Жизнь текла и мудро, и странно, по весело, и была полна надежд. Над долом установили памятную доску, и на ней золотыми буквами воскресили пароль, с которым баба Карталка вывела баб, детей и стариков из села и которым потом пользовались и шестой отряд и партизанские группы для связи со старым Отчевым, Налбантовым и Илией Булкиным. Могилы Карталки и Михо пропололи, обнесли оградой.
Только Андон Кехайов беспокоился тем сильнее, чем больше разгоралось общее опьянение. В первые месяцы третьего года, в канун весеннего цветения, он перестал встречаться с Милкой, Керановым и Маджурином. В снег, туман и слякоть ходил по хлевам и кошарам. Мысль, что ликование принесет в село мор, что пострадают Милка, Керанов и Маджурин, снова и снова гнала его из дома на холмы. За ним по пятам ходил Гачо Танасков с засаленным блокнотом и химическим карандашом. Пальцы его холодно шевелились над бумагой и пропитывали каждую цифру пресным запахом крови. Если бы Кехайов знал, откуда ждать беды, он предупредил бы Милку, Керанова и Маджурина. Но ему не на что было указать, кроме как на смутное предчувствие опасности. Тревога, с которой он был не в силах совладать, грызла его беспрепятственно. Он терял веру в то, что добро может победить. Так бывает с людьми, которые боятся не мерзостей, а тишины. А Милка начала подозревать, что ей не удалось изменить Кехайова. Она решила проверить свои сомнения. Но Керанов и Маджурин посоветовали ей не думать об Андоне, пусть он сам до весеннего цветения справится со своей му́кой. По-ихнему, вся его беда была в том, что невелик в нем восторг, который мог бы вылечить его раны; они надеялись, что цветение приведет ко всеобщему ликованию, которое воспламенит не только Кехайова, но и мертвых, лежащих в гробу.
Однажды утром буйные волны белого ветра, точно перестоявшееся тесто, побежали через край речного русла. Холод, залегший в падях и долинах, пытался остановить напор теплой волны, но она огибала его, поднималась на холмы, таинственно шепталась со старой травой, и внезапно нападала на холод с тыла. Тепло синеватым трепетом заиграло и на теле Зеленого холма. Через час белый ветер нахлынул в долину Бандерицы. Снег сгинул за два дня, и над алыми прозрачными лужами поплыли горькие запахи мокрой коры. Коричневые деревья налились зеленью, а спустя неделю долина утонула в розовой пене персикового цвета. Но в начале марта ударили холода; цвет, обманутый ранним потеплением, облетел, молодые деревца торчали в долине голые, похожие на могильные кресты. В селе воцарилось уныние.
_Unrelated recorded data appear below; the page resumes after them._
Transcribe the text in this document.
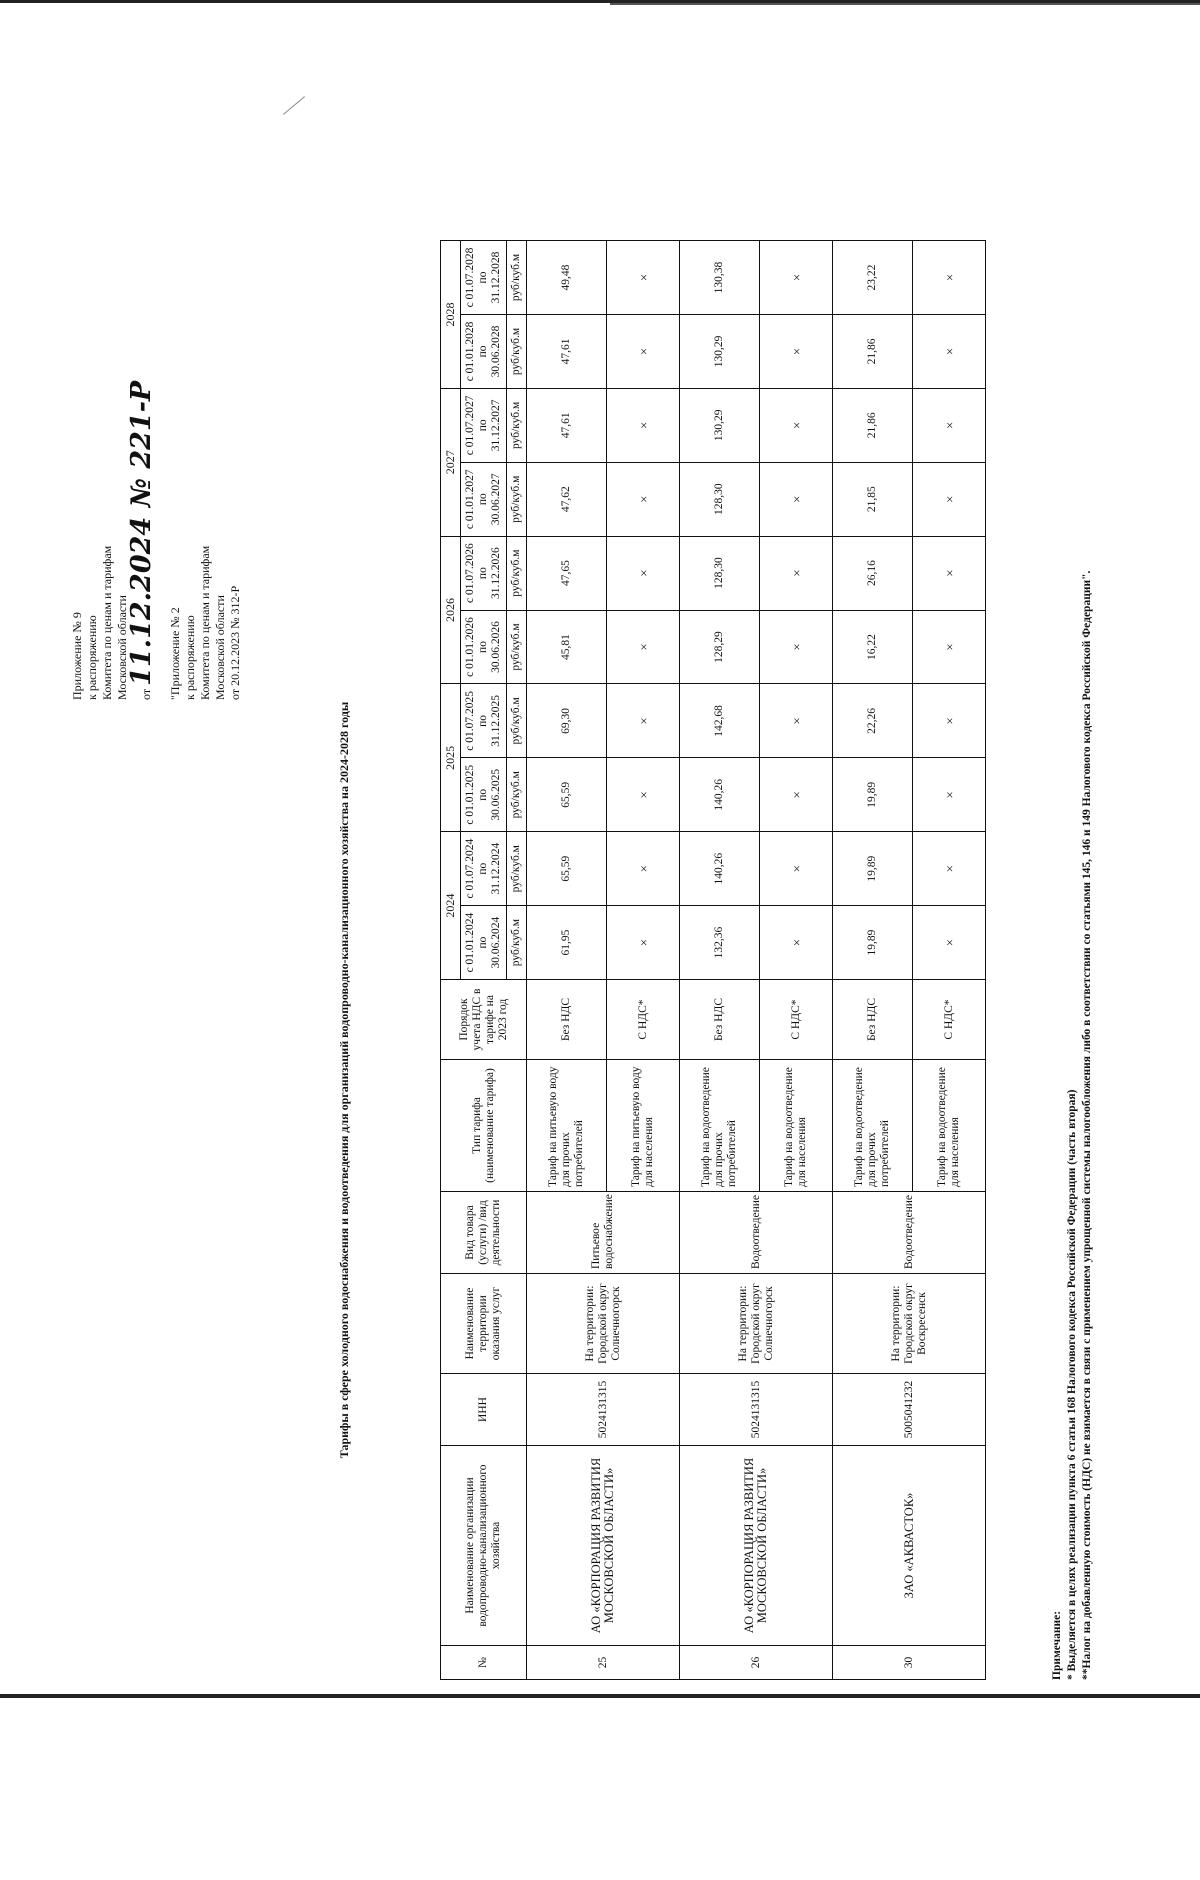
Приложение № 9 к распоряжению Комитета по ценам и тарифам Московской области от 11.12.2024 № 221-Р "Приложение № 2 к распоряжению Комитета по ценам и тарифам Московской области от 20.12.2023 № 312-Р
Тарифы в сфере холодного водоснабжения и водоотведения для организаций водопроводно-канализационного хозяйства на 2024-2028 годы
№	Наименование организации водопроводно-канализационного хозяйства	ИНН	Наименование территории оказания услуг	Вид товара (услуги) /вид деятельности	Тип тарифа (наименование тарифа)	Порядок учета НДС в тарифе на 2023 год	2024		2025		2026		2027		2028	
							с 01.01.2024 по 30.06.2024	с 01.07.2024 по 31.12.2024	с 01.01.2025 по 30.06.2025	с 01.07.2025 по 31.12.2025	с 01.01.2026 по 30.06.2026	с 01.07.2026 по 31.12.2026	с 01.01.2027 по 30.06.2027	с 01.07.2027 по 31.12.2027	с 01.01.2028 по 30.06.2028	с 01.07.2028 по 31.12.2028
							руб/куб.м	руб/куб.м	руб/куб.м	руб/куб.м	руб/куб.м	руб/куб.м	руб/куб.м	руб/куб.м	руб/куб.м	руб/куб.м
25	АО «КОРПОРАЦИЯ РАЗВИТИЯ МОСКОВСКОЙ ОБЛАСТИ»	5024131315	На территории: Городской округ Солнечногорск	Питьевое водоснабжение	Тариф на питьевую воду для прочих потребителей	Без НДС	61,95	65,59	65,59	69,30	45,81	47,65	47,62	47,61	47,61	49,48
					Тариф на питьевую воду для населения	С НДС*	×	×	×	×	×	×	×	×	×	×
26	АО «КОРПОРАЦИЯ РАЗВИТИЯ МОСКОВСКОЙ ОБЛАСТИ»	5024131315	На территории: Городской округ Солнечногорск	Водоотведение	Тариф на водоотведение для прочих потребителей	Без НДС	132,36	140,26	140,26	142,68	128,29	128,30	128,30	130,29	130,29	130,38
					Тариф на водоотведение для населения	С НДС*	×	×	×	×	×	×	×	×	×	×
30	ЗАО «АКВАСТОК»	5005041232	На территории: Городской округ Воскресенск	Водоотведение	Тариф на водоотведение для прочих потребителей	Без НДС	19,89	19,89	19,89	22,26	16,22	26,16	21,85	21,86	21,86	23,22
					Тариф на водоотведение для населения	С НДС*	×	×	×	×	×	×	×	×	×	×
Примечание: * Выделяется в целях реализации пункта 6 статьи 168 Налогового кодекса Российской Федерации (часть вторая) **Налог на добавленную стоимость (НДС) не взимается в связи с применением упрощенной системы налогообложения либо в соответствии со статьями 145, 146 и 149 Налогового кодекса Российской Федерации".
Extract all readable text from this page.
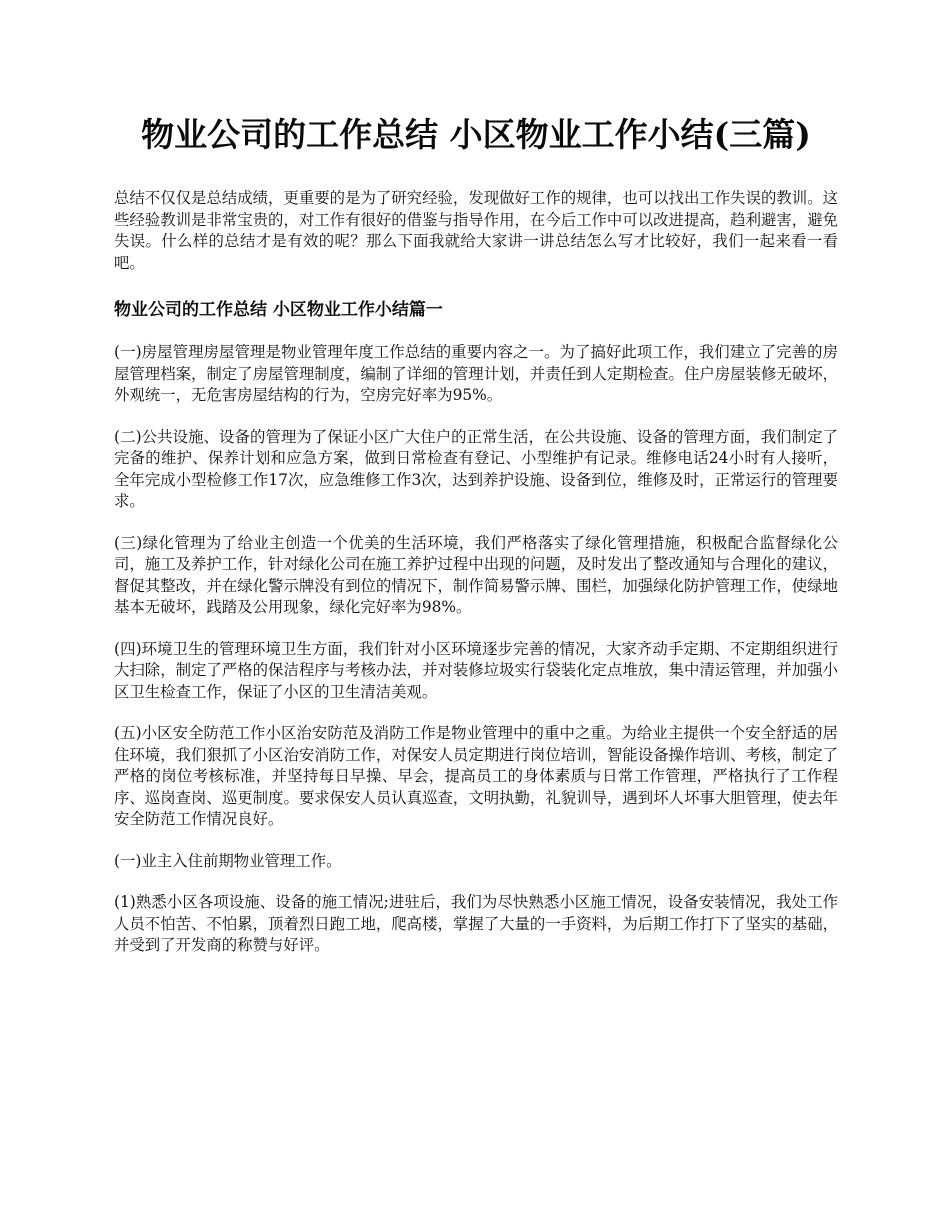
物业公司的工作总结 小区物业工作小结(三篇)

总结不仅仅是总结成绩，更重要的是为了研究经验，发现做好工作的规律，也可以找出工作失误的教训。这些经验教训是非常宝贵的，对工作有很好的借鉴与指导作用，在今后工作中可以改进提高，趋利避害，避免失误。什么样的总结才是有效的呢？那么下面我就给大家讲一讲总结怎么写才比较好，我们一起来看一看吧。

物业公司的工作总结 小区物业工作小结篇一

(一)房屋管理房屋管理是物业管理年度工作总结的重要内容之一。为了搞好此项工作，我们建立了完善的房屋管理档案，制定了房屋管理制度，编制了详细的管理计划，并责任到人定期检查。住户房屋装修无破坏，外观统一，无危害房屋结构的行为，空房完好率为95%。

(二)公共设施、设备的管理为了保证小区广大住户的正常生活，在公共设施、设备的管理方面，我们制定了完备的维护、保养计划和应急方案，做到日常检查有登记、小型维护有记录。维修电话24小时有人接听，全年完成小型检修工作17次，应急维修工作3次，达到养护设施、设备到位，维修及时，正常运行的管理要求。

(三)绿化管理为了给业主创造一个优美的生活环境，我们严格落实了绿化管理措施，积极配合监督绿化公司，施工及养护工作，针对绿化公司在施工养护过程中出现的问题，及时发出了整改通知与合理化的建议，督促其整改，并在绿化警示牌没有到位的情况下，制作简易警示牌、围栏，加强绿化防护管理工作，使绿地基本无破坏，践踏及公用现象，绿化完好率为98%。

(四)环境卫生的管理环境卫生方面，我们针对小区环境逐步完善的情况，大家齐动手定期、不定期组织进行大扫除，制定了严格的保洁程序与考核办法，并对装修垃圾实行袋装化定点堆放，集中清运管理，并加强小区卫生检查工作，保证了小区的卫生清洁美观。

(五)小区安全防范工作小区治安防范及消防工作是物业管理中的重中之重。为给业主提供一个安全舒适的居住环境，我们狠抓了小区治安消防工作，对保安人员定期进行岗位培训，智能设备操作培训、考核，制定了严格的岗位考核标准，并坚持每日早操、早会，提高员工的身体素质与日常工作管理，严格执行了工作程序、巡岗查岗、巡更制度。要求保安人员认真巡查，文明执勤，礼貌训导，遇到坏人坏事大胆管理，使去年安全防范工作情况良好。

(一)业主入住前期物业管理工作。

(1)熟悉小区各项设施、设备的施工情况;进驻后，我们为尽快熟悉小区施工情况，设备安装情况，我处工作人员不怕苦、不怕累，顶着烈日跑工地，爬高楼，掌握了大量的一手资料，为后期工作打下了坚实的基础，并受到了开发商的称赞与好评。
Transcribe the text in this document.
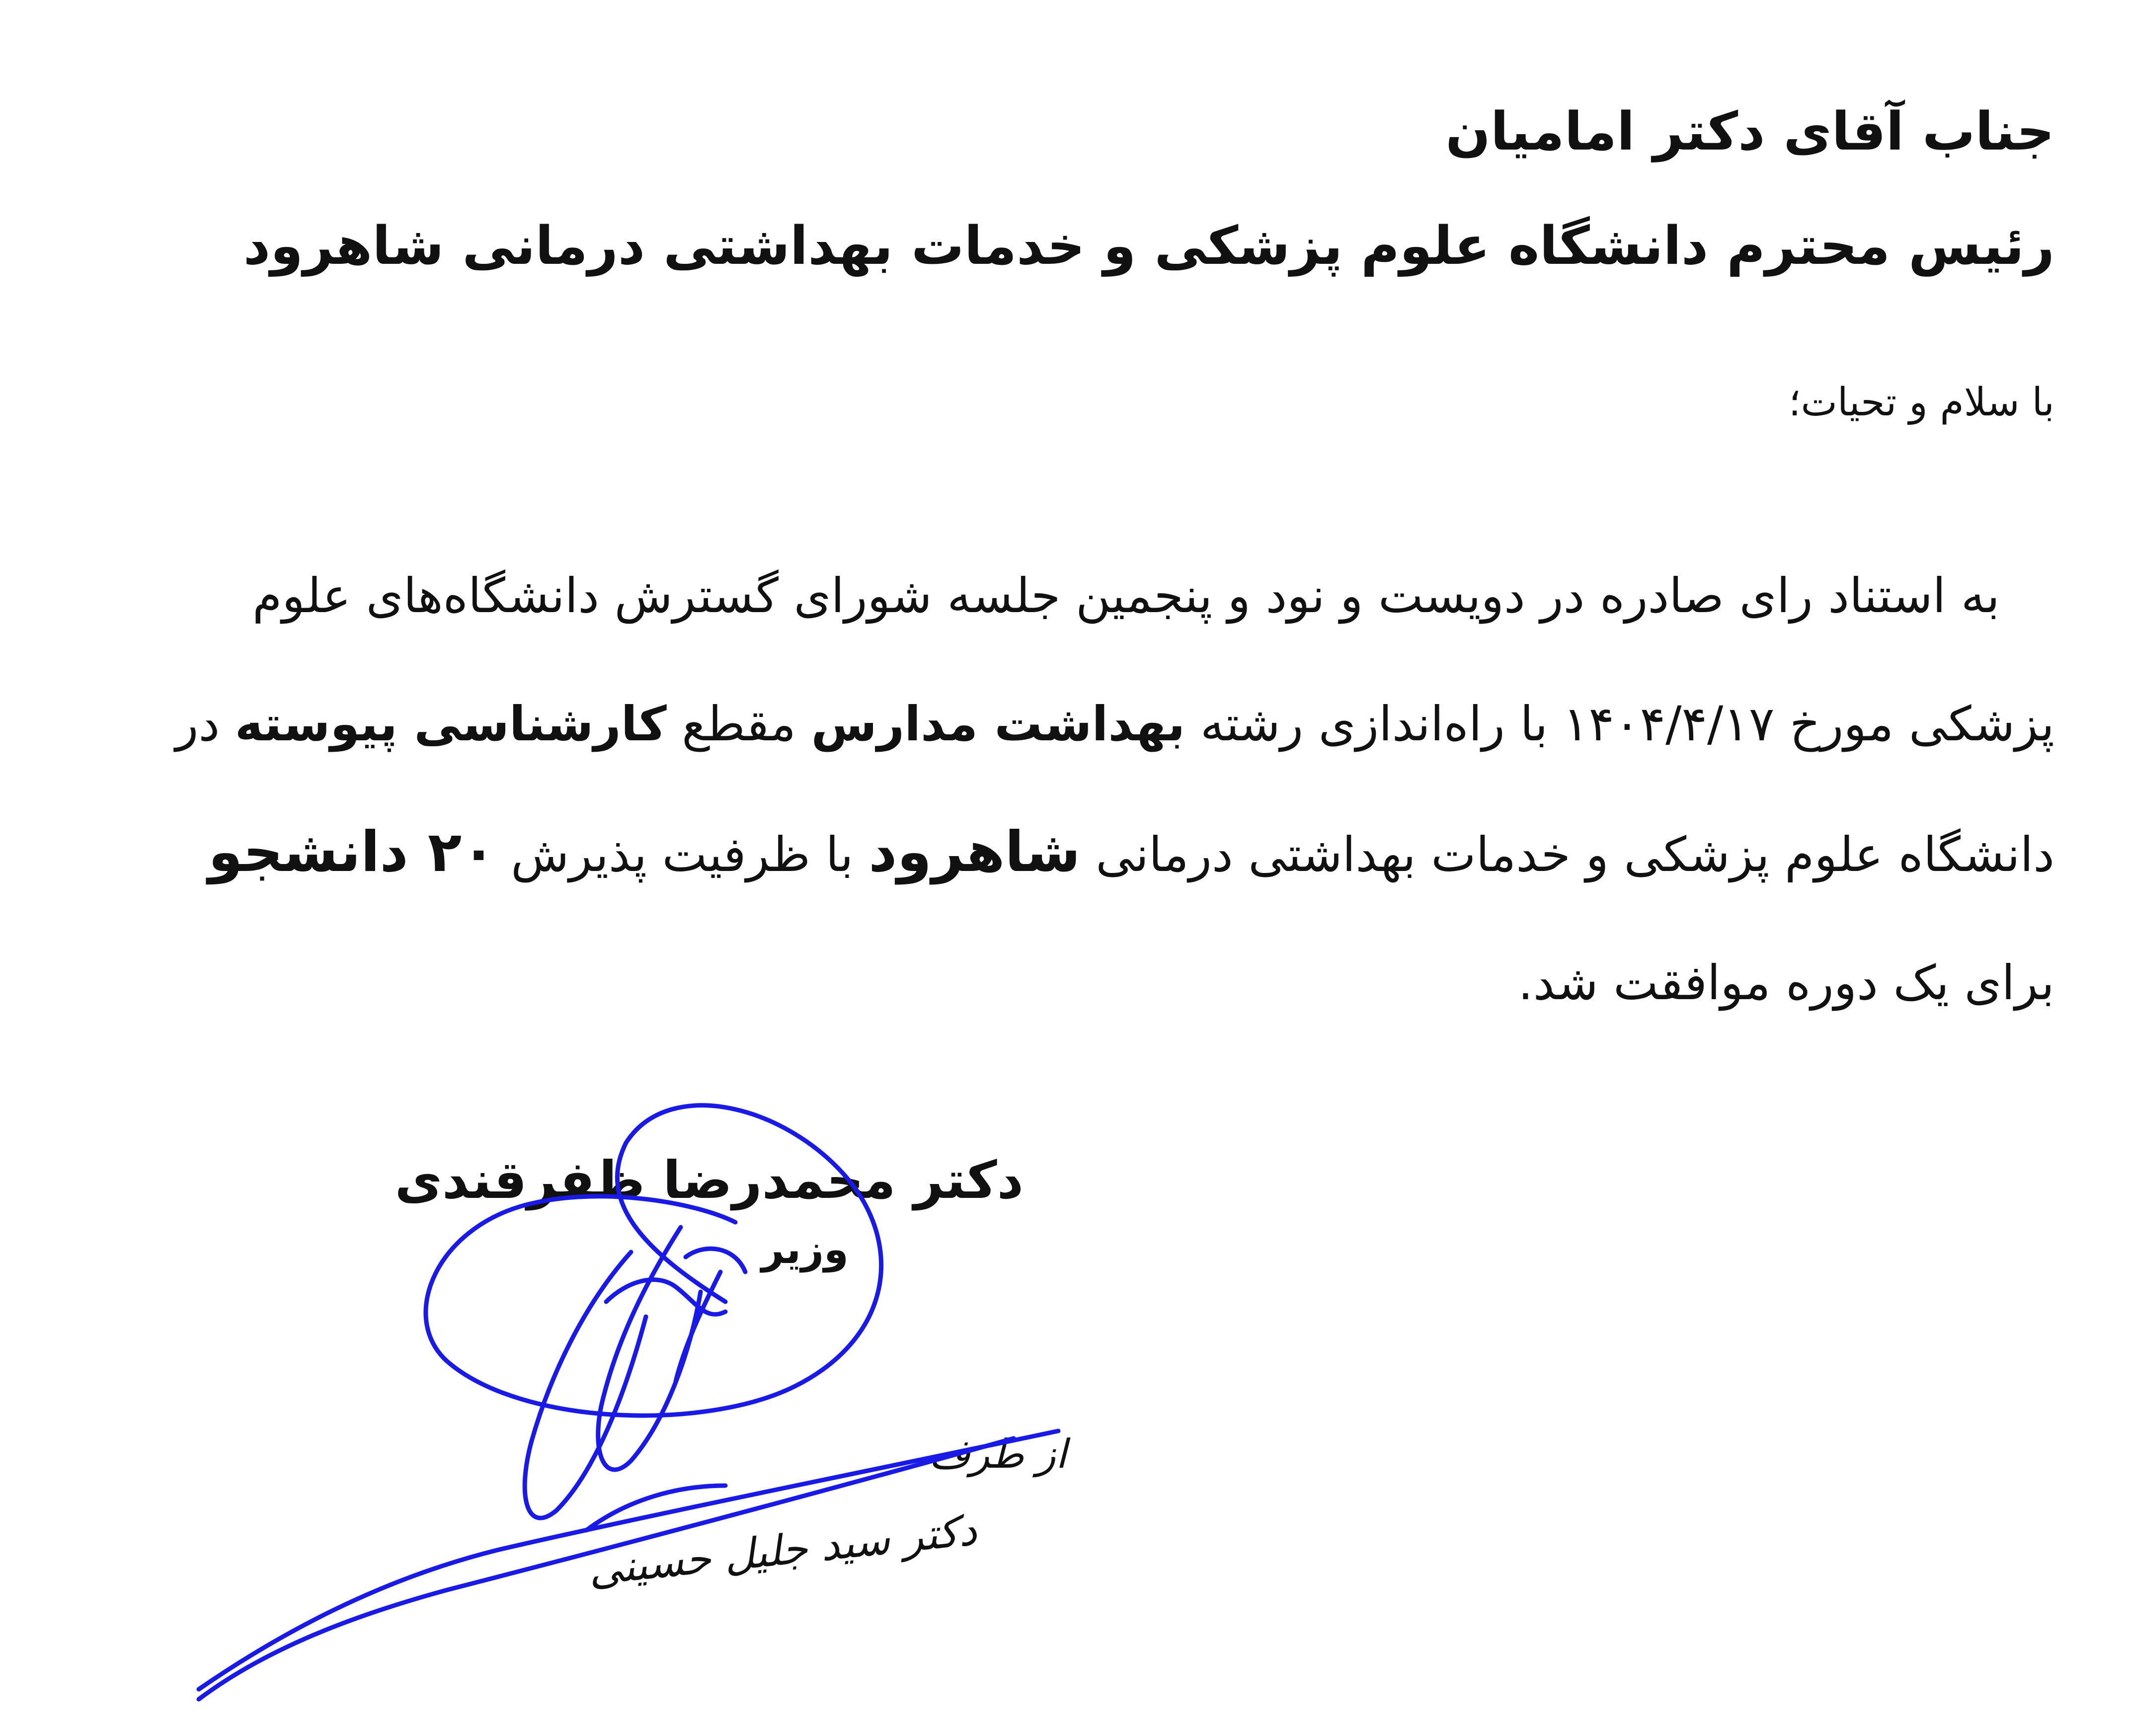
جناب آقای دکتر امامیان
رئیس محترم دانشگاه علوم پزشکی و خدمات بهداشتی درمانی شاهرود
با سلام و تحیات؛
به استناد رای صادره در دویست و نود و پنجمین جلسه شورای گسترش دانشگاه‌های علوم
پزشکی مورخ ۱۴۰۴/۴/۱۷ با راه‌اندازی رشته بهداشت مدارس مقطع کارشناسی پیوسته در
دانشگاه علوم پزشکی و خدمات بهداشتی درمانی شاهرود با ظرفیت پذیرش ۲۰ دانشجو
برای یک دوره موافقت شد.
دکتر محمدرضا ظفرقندی
وزیر
از طرف
دکتر سید جلیل حسینی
Милка с отчаянием человека, упавшего на полном бегу, закрылась у себя в комнате и не смела выйти на улицу. Керанов и Маджурин, сами не свои, встречаясь в канцелярии хозяйства, не смотрели друг на друга. Сидя во влажном сивом сумраке на потертом диване, они разговаривали, и в голосах сквозила боль.
— Бывало и хуже, — заявлял Маджурин со сдержанной улыбкой под пестрым картузом.
— Этого можно было избежать, — отзывался Керанов. — Радость нас ослепила.
— Не радость, Кольо, а страдание.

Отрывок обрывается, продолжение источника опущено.